Esas cifras no nos explican la verdadera estructura de clase correspondiente a la base económica antes descrita. Esa base ha dado lugar a una oligarquía finan­ciera y terrateniente que es, en realidad, la clase dominante, la que explota, en mayor o menor grado, a todas las demás. ¿ Cuántos de esos 414.000 industriales, comerciantes y fabricantes forman parte de la oligarquía? No se puede precisar, pero si cabe suponer que serán muy pocos, dado el gran número de pequeños in­dustriales y comerciantes que existen en el pals. La cifra de 1.466.06I propietarios, en cambio, se puede analizar mejor; cerca de un millón son propietarios rústicos y el resto, urbanos; a principios del siglo X X, 10.000 familias poseen el 50% del catastro, el 1 % de los propietarios, el 42% de la riqueza rústica: 10.000 propietarios, de ese millón, son los componentes de la oligarquía. La mitad del resto, por otro lado, casi medio millón de los que figuran como « propietarios », constituyen la capa de los campesinos pobres, con tierras insuficientes para vivir, que son semi- proletarios, pues además de cultivar « lo suyo », trabajan como asalariados en las fincas de los terratenientes.

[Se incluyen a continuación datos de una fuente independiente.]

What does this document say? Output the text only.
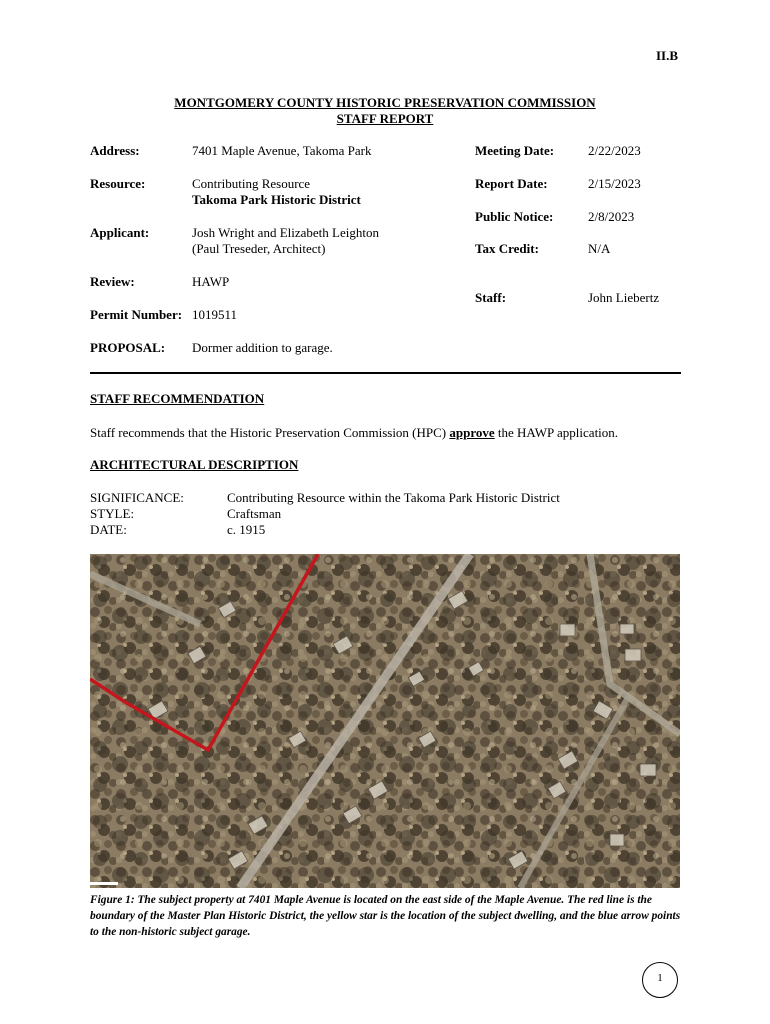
II.B
MONTGOMERY COUNTY HISTORIC PRESERVATION COMMISSION
STAFF REPORT
Address:	7401 Maple Avenue, Takoma Park
Resource:	Contributing Resource
Takoma Park Historic District
Applicant:	Josh Wright and Elizabeth Leighton
(Paul Treseder, Architect)
Review:	HAWP
Permit Number: 1019511
PROPOSAL: Dormer addition to garage.
Meeting Date:	2/22/2023
Report Date:	2/15/2023
Public Notice:	2/8/2023
Tax Credit:	N/A
Staff:	John Liebertz
STAFF RECOMMENDATION
Staff recommends that the Historic Preservation Commission (HPC) approve the HAWP application.
ARCHITECTURAL DESCRIPTION
SIGNIFICANCE:	Contributing Resource within the Takoma Park Historic District
STYLE:	Craftsman
DATE:	c. 1915
Figure 1: The subject property at 7401 Maple Avenue is located on the east side of the Maple Avenue. The red line is the boundary of the Master Plan Historic District, the yellow star is the location of the subject dwelling, and the blue arrow points to the non-historic subject garage.
1
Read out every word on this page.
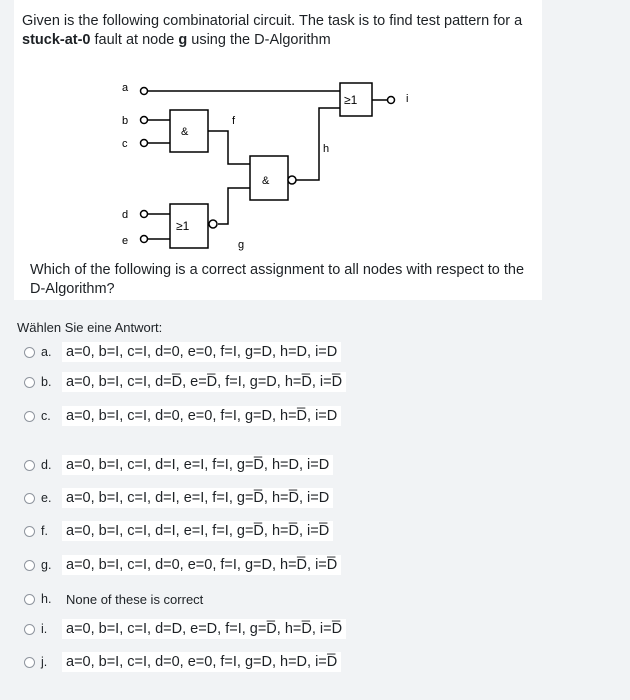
Given is the following combinatorial circuit. The task is to find test pattern for a
stuck-at-0 fault at node g using the D-Algorithm
a
b
c
d
e
&
≥1
&
≥1
f
g
h
i
Which of the following is a correct assignment to all nodes with respect to the D-Algorithm?
Wählen Sie eine Antwort:
a. a=0, b=I, c=I, d=0, e=0, f=I, g=D, h=D, i=D
b. a=0, b=I, c=I, d=D̅, e=D̅, f=I, g=D, h=D̅, i=D̅
c. a=0, b=I, c=I, d=0, e=0, f=I, g=D, h=D̅, i=D
d. a=0, b=I, c=I, d=I, e=I, f=I, g=D̅, h=D, i=D
e. a=0, b=I, c=I, d=I, e=I, f=I, g=D̅, h=D̅, i=D
f. a=0, b=I, c=I, d=I, e=I, f=I, g=D̅, h=D̅, i=D̅
g. a=0, b=I, c=I, d=0, e=0, f=I, g=D, h=D̅, i=D̅
h.	None of these is correct
i. a=0, b=I, c=I, d=D, e=D, f=I, g=D̅, h=D̅, i=D̅
j. a=0, b=I, c=I, d=0, e=0, f=I, g=D, h=D, i=D̅
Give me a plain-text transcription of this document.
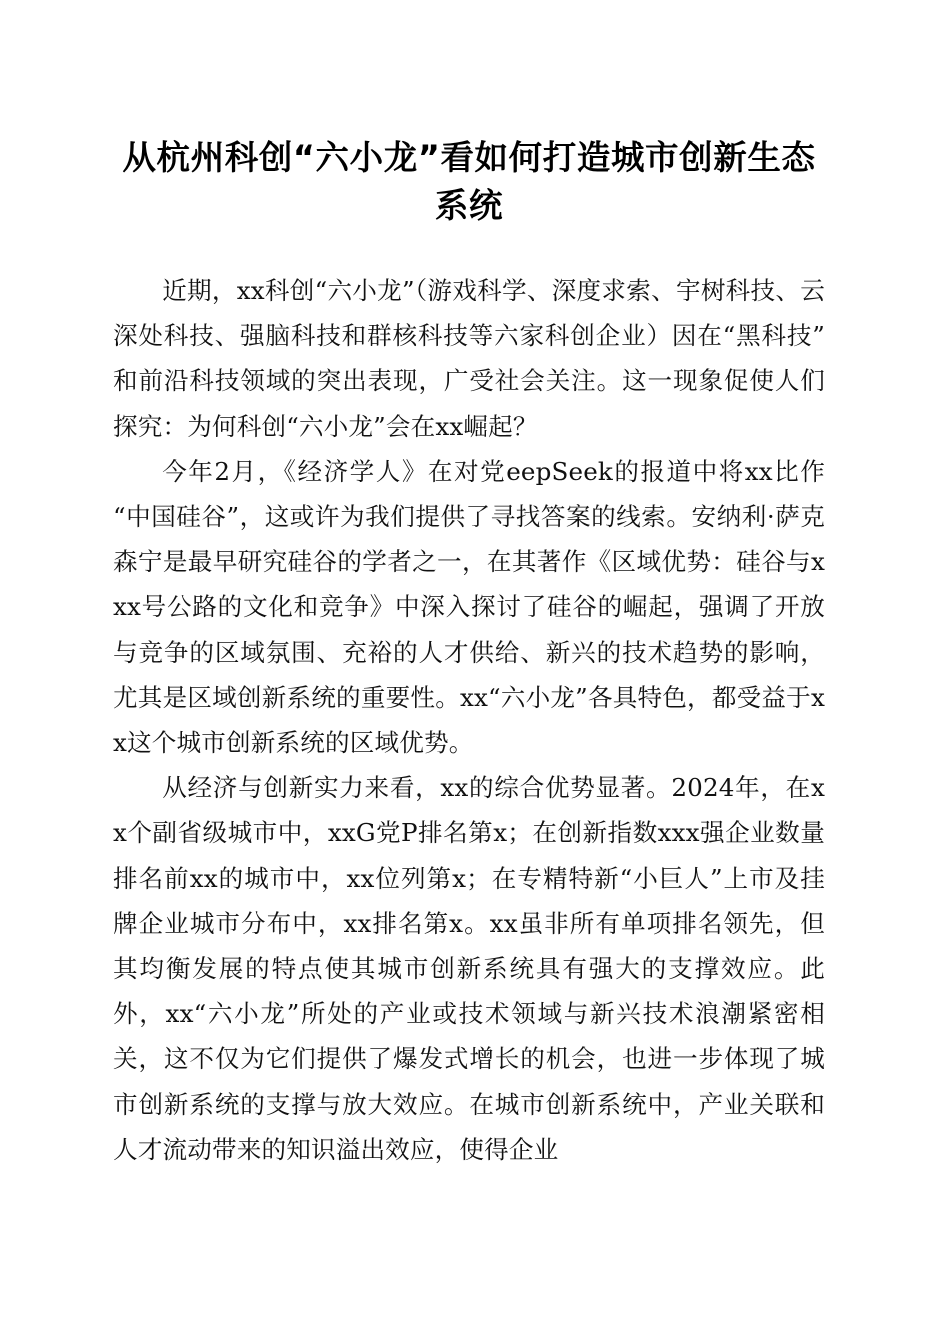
从杭州科创“六小龙”看如何打造城市创新生态系统

近期，xx科创“六小龙”（游戏科学、深度求索、宇树科技、云深处科技、强脑科技和群核科技等六家科创企业）因在“黑科技”和前沿科技领域的突出表现，广受社会关注。这一现象促使人们探究：为何科创“六小龙”会在xx崛起？

今年2月，《经济学人》在对党eepSeek的报道中将xx比作“中国硅谷”，这或许为我们提供了寻找答案的线索。安纳利·萨克森宁是最早研究硅谷的学者之一，在其著作《区域优势：硅谷与xxx号公路的文化和竞争》中深入探讨了硅谷的崛起，强调了开放与竞争的区域氛围、充裕的人才供给、新兴的技术趋势的影响，尤其是区域创新系统的重要性。xx“六小龙”各具特色，都受益于xx这个城市创新系统的区域优势。

从经济与创新实力来看，xx的综合优势显著。2024年，在xx个副省级城市中，xxG党P排名第x；在创新指数xxx强企业数量排名前xx的城市中，xx位列第x；在专精特新“小巨人”上市及挂牌企业城市分布中，xx排名第x。xx虽非所有单项排名领先，但其均衡发展的特点使其城市创新系统具有强大的支撑效应。此外，xx“六小龙”所处的产业或技术领域与新兴技术浪潮紧密相关，这不仅为它们提供了爆发式增长的机会，也进一步体现了城市创新系统的支撑与放大效应。在城市创新系统中，产业关联和人才流动带来的知识溢出效应，使得企业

De la oligarquia central, por su origen presupuestario y estatal, forman parte además altos mandos del ejército, como Narváez, por ejemplo, altos cargos de la administración, etc.

Inmediatamente después de esa oligarquía, viene la gran burguesía produc­tora, principalmente catalana, cuyos intereses chocan, a veces, con los de la oli­garquía central, pues esta gran burguesía productora necesita que aumente el mercado nacional, necesita protección arancelaria, etc.; otras veces, en cambio, está dispuesta a pactar con la oligarquia central, sobre todo cuando se siente amenazada por el proletariado que ella misma engendra en su desarrollo, por la organización y combatividad crecientes de ese proletariado.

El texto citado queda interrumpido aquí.